Inslee reported that the most recent state Legislative session yielded $40 million for a clean air fund, which includes solar energy, as well as an increased tax incentive for renewable energy, plus $5 million for solar energy programs in the schools.

“Arlington has a rich history as a manufacturing center,” Tolbert said, adding that the city is connected to an airport, a rail line and an interstate highway. “When Bayliner closed here in 2009, the job loss from one of the city’s biggest employers deeply impacted our residents’ quality of life. A focus on emerging manufacturing gave us a spark of hope for this facility, for which I have to give the city of Arlington’s staff kudos. It’s been an amazing transformation.”

When the Arlington Advanced Manufacturing Park opened on the former Bayliner manufacturing campus last year, OutBack General Manager Harvey Wilkinson was one of the first people Tolbert called, since he’d been coping with a company that had grown so big that it was split up into multiple facilities. For his part, Wilkinson expressed his appreciation not only to Tolbert and Inslee, but also to the state Department of Commerce and Economic Alliance of Snohomish County for their support.

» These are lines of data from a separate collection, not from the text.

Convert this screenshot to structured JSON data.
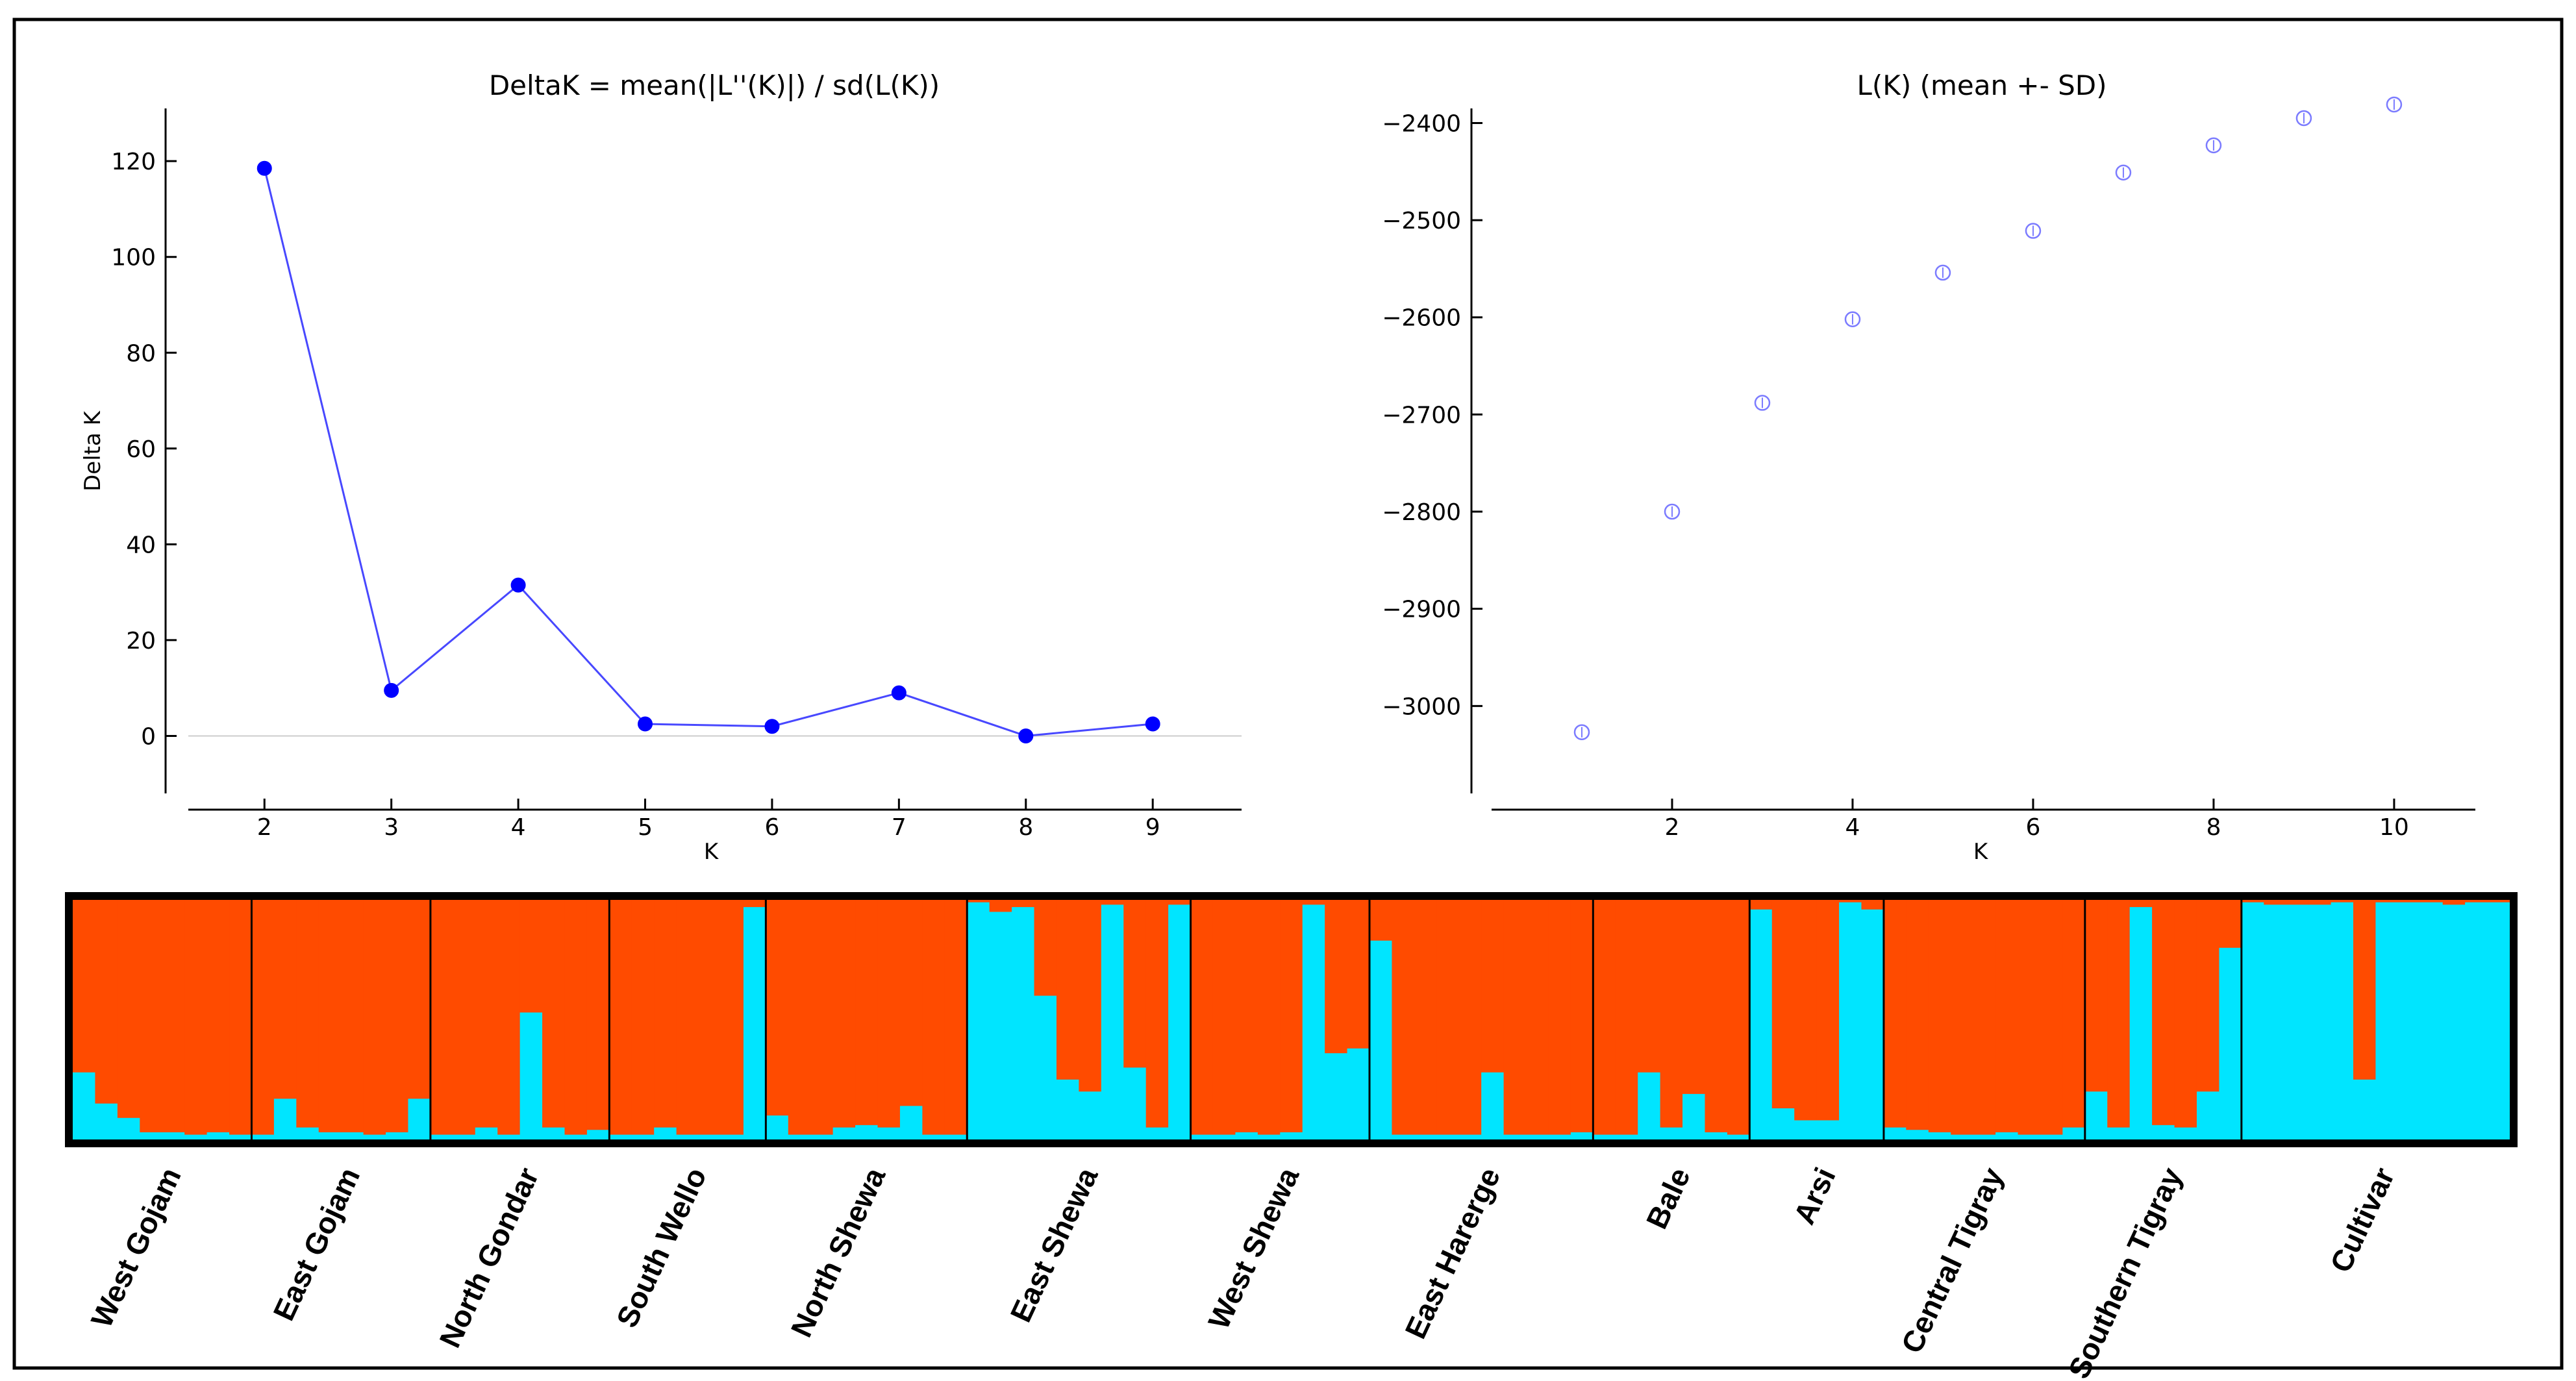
{
  "chart_data": [
    {
      "type": "line",
      "title": "DeltaK = mean(|L''(K)|) / sd(L(K))",
      "xlabel": "K",
      "ylabel": "Delta K",
      "x": [
        2,
        3,
        4,
        5,
        6,
        7,
        8,
        9
      ],
      "values": [
        118.5,
        9.5,
        31.5,
        2.5,
        2.0,
        9.0,
        0.0,
        2.5
      ],
      "xlim": [
        1.4,
        9.7
      ],
      "ylim": [
        -12,
        131
      ],
      "xticks": [
        2,
        3,
        4,
        5,
        6,
        7,
        8,
        9
      ],
      "yticks": [
        0,
        20,
        40,
        60,
        80,
        100,
        120
      ],
      "color": "#0000ff",
      "line_color": "#4848ff",
      "zero_line_color": "#cccccc"
    },
    {
      "type": "scatter",
      "title": "L(K) (mean +- SD)",
      "xlabel": "K",
      "ylabel": "",
      "x": [
        1,
        2,
        3,
        4,
        5,
        6,
        7,
        8,
        9,
        10
      ],
      "values": [
        -3027,
        -2800,
        -2688,
        -2602,
        -2554,
        -2511,
        -2451,
        -2423,
        -2395,
        -2381
      ],
      "xlim": [
        0.0,
        10.9
      ],
      "ylim": [
        -3090,
        -2385
      ],
      "xticks": [
        2,
        4,
        6,
        8,
        10
      ],
      "yticks": [
        -3000,
        -2900,
        -2800,
        -2700,
        -2600,
        -2500,
        -2400
      ],
      "marker_color": "#7b7bff"
    },
    {
      "type": "bar",
      "subtype": "stacked-admixture",
      "colors": {
        "cluster1": "#00e5ff",
        "cluster2": "#ff4b00",
        "border": "#000000"
      },
      "groups": [
        {
          "name": "West Gojam",
          "values": [
            0.28,
            0.15,
            0.09,
            0.03,
            0.03,
            0.02,
            0.03,
            0.02
          ]
        },
        {
          "name": "East Gojam",
          "values": [
            0.02,
            0.17,
            0.05,
            0.03,
            0.03,
            0.02,
            0.03,
            0.17
          ]
        },
        {
          "name": "North Gondar",
          "values": [
            0.02,
            0.02,
            0.05,
            0.02,
            0.53,
            0.05,
            0.02,
            0.04
          ]
        },
        {
          "name": "South Wello",
          "values": [
            0.02,
            0.02,
            0.05,
            0.02,
            0.02,
            0.02,
            0.97
          ]
        },
        {
          "name": "North Shewa",
          "values": [
            0.1,
            0.02,
            0.02,
            0.05,
            0.06,
            0.05,
            0.14,
            0.02,
            0.02
          ]
        },
        {
          "name": "East Shewa",
          "values": [
            0.99,
            0.95,
            0.97,
            0.6,
            0.25,
            0.2,
            0.98,
            0.3,
            0.05,
            0.98
          ]
        },
        {
          "name": "West Shewa",
          "values": [
            0.02,
            0.02,
            0.03,
            0.02,
            0.03,
            0.98,
            0.36,
            0.38
          ]
        },
        {
          "name": "East Harerge",
          "values": [
            0.83,
            0.02,
            0.02,
            0.02,
            0.02,
            0.28,
            0.02,
            0.02,
            0.02,
            0.03
          ]
        },
        {
          "name": "Bale",
          "values": [
            0.02,
            0.02,
            0.28,
            0.05,
            0.19,
            0.03,
            0.02
          ]
        },
        {
          "name": "Arsi",
          "values": [
            0.96,
            0.13,
            0.08,
            0.08,
            0.99,
            0.96
          ]
        },
        {
          "name": "Central Tigray",
          "values": [
            0.05,
            0.04,
            0.03,
            0.02,
            0.02,
            0.03,
            0.02,
            0.02,
            0.05
          ]
        },
        {
          "name": "Southern Tigray",
          "values": [
            0.2,
            0.05,
            0.97,
            0.06,
            0.05,
            0.2,
            0.8
          ]
        },
        {
          "name": "Cultivar",
          "values": [
            0.99,
            0.98,
            0.98,
            0.98,
            0.99,
            0.25,
            0.99,
            0.99,
            0.99,
            0.98,
            0.99,
            0.99
          ]
        }
      ]
    }
  ]
}
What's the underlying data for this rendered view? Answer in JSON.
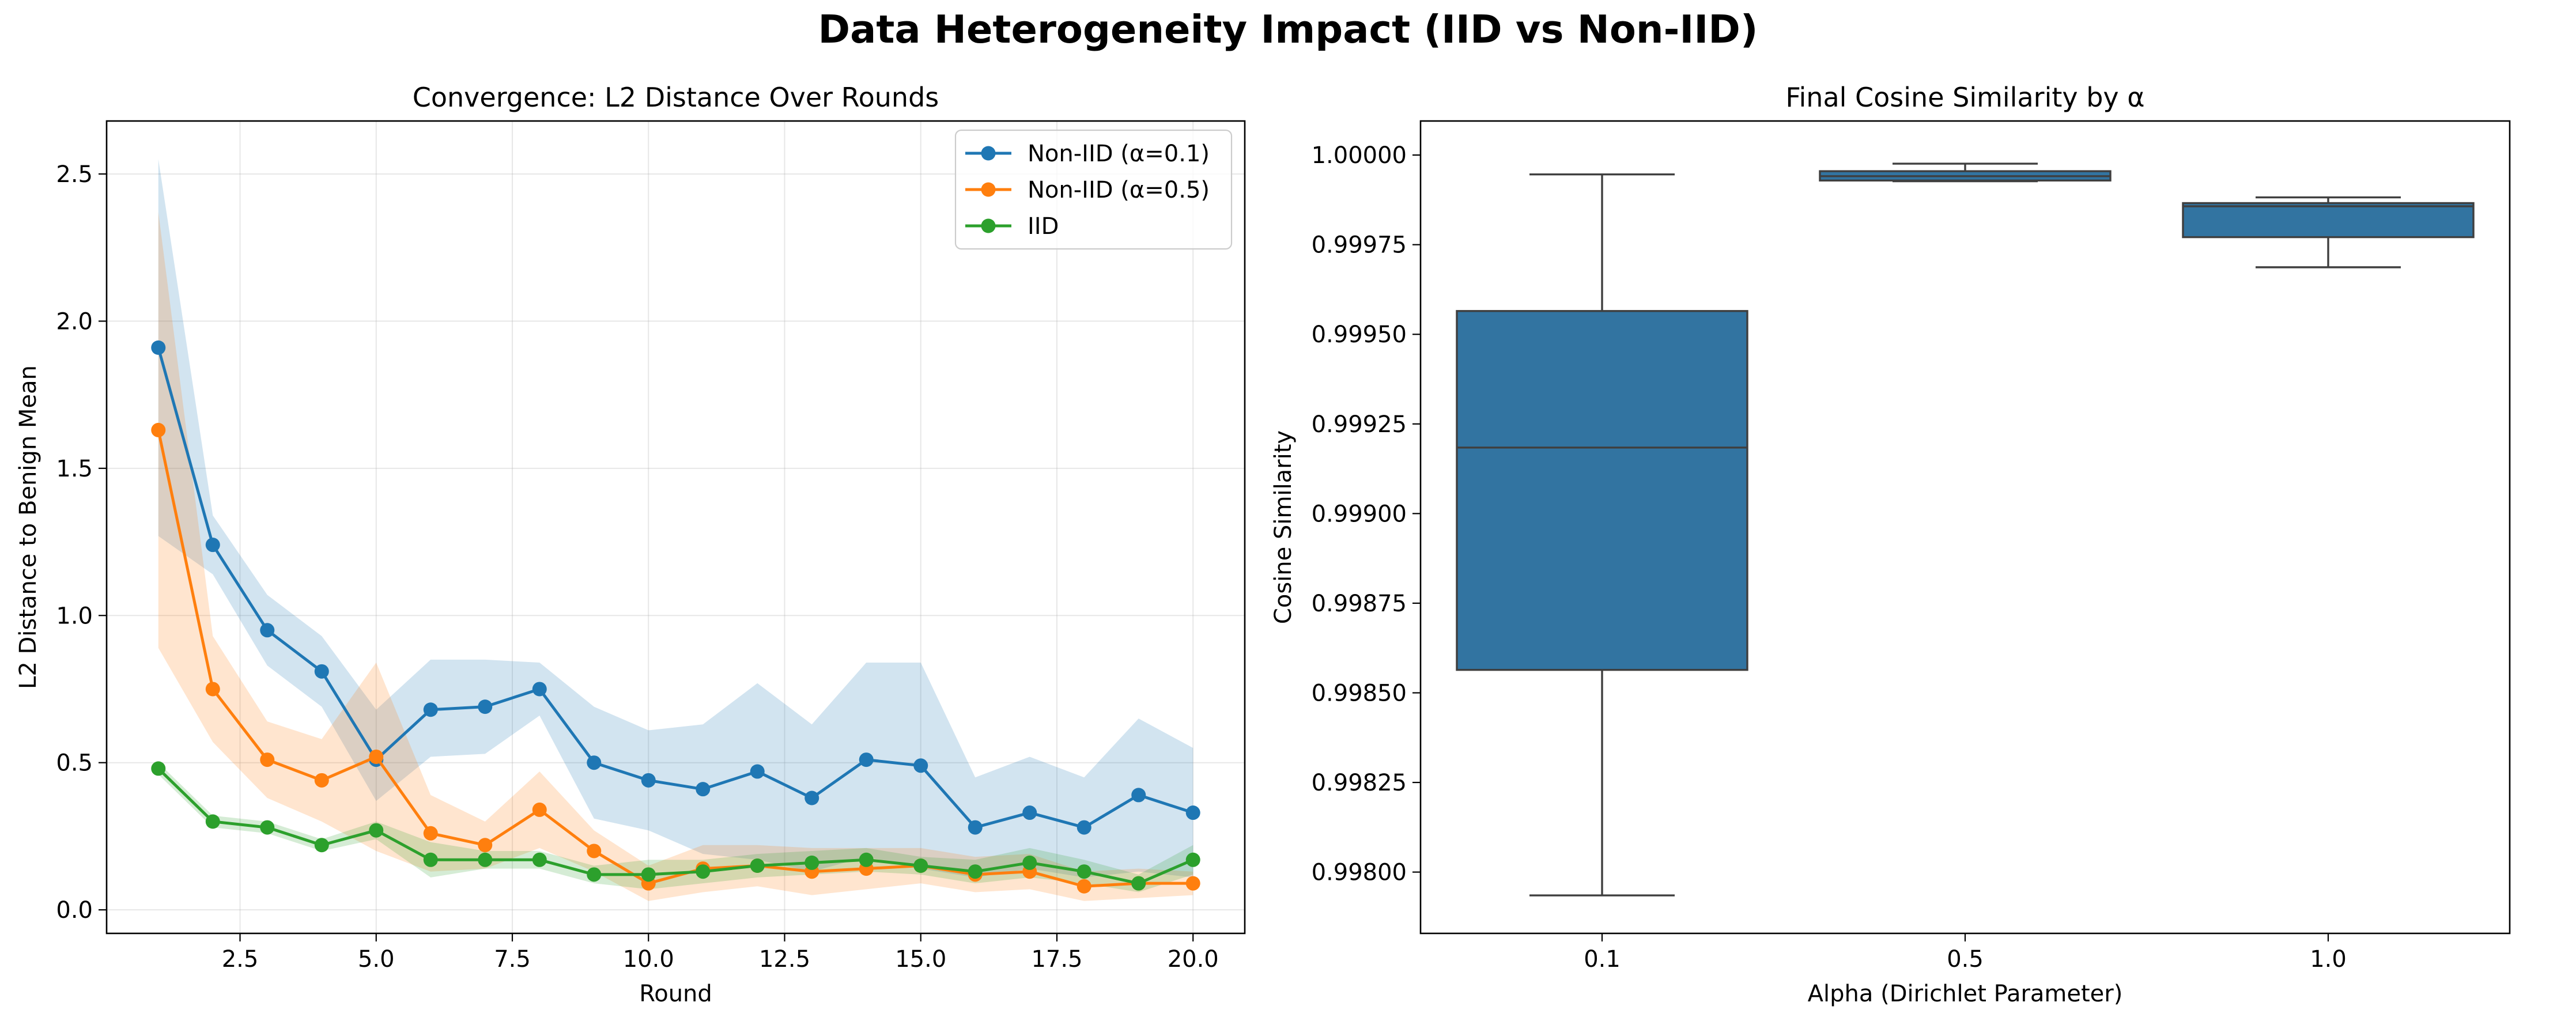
{
  "figure": {
    "title": "Data Heterogeneity Impact (IID vs Non-IID)"
  },
  "chart_data": [
    {
      "type": "line",
      "title": "Convergence: L2 Distance Over Rounds",
      "xlabel": "Round",
      "ylabel": "L2 Distance to Benign Mean",
      "xlim": [
        0.05,
        20.95
      ],
      "ylim": [
        -0.08,
        2.68
      ],
      "xticks": [
        2.5,
        5.0,
        7.5,
        10.0,
        12.5,
        15.0,
        17.5,
        20.0
      ],
      "xtick_labels": [
        "2.5",
        "5.0",
        "7.5",
        "10.0",
        "12.5",
        "15.0",
        "17.5",
        "20.0"
      ],
      "yticks": [
        0.0,
        0.5,
        1.0,
        1.5,
        2.0,
        2.5
      ],
      "ytick_labels": [
        "0.0",
        "0.5",
        "1.0",
        "1.5",
        "2.0",
        "2.5"
      ],
      "grid": true,
      "legend_position": "top-right",
      "x": [
        1,
        2,
        3,
        4,
        5,
        6,
        7,
        8,
        9,
        10,
        11,
        12,
        13,
        14,
        15,
        16,
        17,
        18,
        19,
        20
      ],
      "series": [
        {
          "name": "Non-IID (α=0.1)",
          "color": "#1f77b4",
          "values": [
            1.91,
            1.24,
            0.95,
            0.81,
            0.51,
            0.68,
            0.69,
            0.75,
            0.5,
            0.44,
            0.41,
            0.47,
            0.38,
            0.51,
            0.49,
            0.28,
            0.33,
            0.28,
            0.39,
            0.33
          ],
          "band_upper": [
            2.55,
            1.34,
            1.07,
            0.93,
            0.68,
            0.85,
            0.85,
            0.84,
            0.69,
            0.61,
            0.63,
            0.77,
            0.63,
            0.84,
            0.84,
            0.45,
            0.52,
            0.45,
            0.65,
            0.55
          ],
          "band_lower": [
            1.27,
            1.14,
            0.83,
            0.69,
            0.37,
            0.52,
            0.53,
            0.66,
            0.31,
            0.27,
            0.19,
            0.17,
            0.13,
            0.18,
            0.14,
            0.11,
            0.14,
            0.11,
            0.13,
            0.11
          ]
        },
        {
          "name": "Non-IID (α=0.5)",
          "color": "#ff7f0e",
          "values": [
            1.63,
            0.75,
            0.51,
            0.44,
            0.52,
            0.26,
            0.22,
            0.34,
            0.2,
            0.09,
            0.14,
            0.15,
            0.13,
            0.14,
            0.15,
            0.12,
            0.13,
            0.08,
            0.09,
            0.09
          ],
          "band_upper": [
            2.37,
            0.93,
            0.64,
            0.58,
            0.84,
            0.39,
            0.3,
            0.47,
            0.27,
            0.15,
            0.22,
            0.22,
            0.21,
            0.21,
            0.21,
            0.18,
            0.19,
            0.13,
            0.14,
            0.13
          ],
          "band_lower": [
            0.89,
            0.57,
            0.38,
            0.3,
            0.2,
            0.13,
            0.14,
            0.21,
            0.13,
            0.03,
            0.06,
            0.08,
            0.05,
            0.07,
            0.09,
            0.06,
            0.07,
            0.03,
            0.04,
            0.05
          ]
        },
        {
          "name": "IID",
          "color": "#2ca02c",
          "values": [
            0.48,
            0.3,
            0.28,
            0.22,
            0.27,
            0.17,
            0.17,
            0.17,
            0.12,
            0.12,
            0.13,
            0.15,
            0.16,
            0.17,
            0.15,
            0.13,
            0.16,
            0.13,
            0.09,
            0.17
          ],
          "band_upper": [
            0.5,
            0.32,
            0.3,
            0.24,
            0.3,
            0.23,
            0.2,
            0.2,
            0.15,
            0.17,
            0.17,
            0.19,
            0.2,
            0.21,
            0.18,
            0.17,
            0.21,
            0.17,
            0.12,
            0.22
          ],
          "band_lower": [
            0.46,
            0.28,
            0.26,
            0.2,
            0.24,
            0.11,
            0.14,
            0.14,
            0.09,
            0.07,
            0.09,
            0.11,
            0.12,
            0.13,
            0.12,
            0.09,
            0.11,
            0.09,
            0.06,
            0.12
          ]
        }
      ]
    },
    {
      "type": "box",
      "title": "Final Cosine Similarity by α",
      "xlabel": "Alpha (Dirichlet Parameter)",
      "ylabel": "Cosine Similarity",
      "ylim": [
        0.997829,
        1.000095
      ],
      "yticks": [
        0.998,
        0.99825,
        0.9985,
        0.99875,
        0.999,
        0.99925,
        0.9995,
        0.99975,
        1.0
      ],
      "ytick_labels": [
        "0.99800",
        "0.99825",
        "0.99850",
        "0.99875",
        "0.99900",
        "0.99925",
        "0.99950",
        "0.99975",
        "1.00000"
      ],
      "categories": [
        "0.1",
        "0.5",
        "1.0"
      ],
      "color": "#3274a1",
      "grid": false,
      "boxes": [
        {
          "whisker_low": 0.997935,
          "q1": 0.998564,
          "median": 0.999184,
          "q3": 0.999565,
          "whisker_high": 0.999946
        },
        {
          "whisker_low": 0.999927,
          "q1": 0.999929,
          "median": 0.999941,
          "q3": 0.999955,
          "whisker_high": 0.999976
        },
        {
          "whisker_low": 0.999687,
          "q1": 0.999771,
          "median": 0.999857,
          "q3": 0.999866,
          "whisker_high": 0.999882
        }
      ]
    }
  ]
}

“Our move into a larger facility better positions us to hire talented employees, design and test new products, train electrical and energy professionals in grid-smart technologies, and support and promote more environmentally friendly living,” Wilkinson said.

According to White, OutBack currently employs 64 people, a full third of whom work in its engineering department, and she projected that its number of employees would continue to grow by 20 percent.

“This is the coolest thing I’ve gotten to do as governor in quite some time,” said Inslee, as he joined Alpha Group CEO, Chair and founder Fred Kaiser — as well as Alpha Technologies President and COO Drew Zogby and Altair Advanced Industries CEO and Chair Grace Borsari — in cutting the ribbon to OutBack Power Technologies’ facility in Suite B at 17825 59th Ave. NE in Arlington.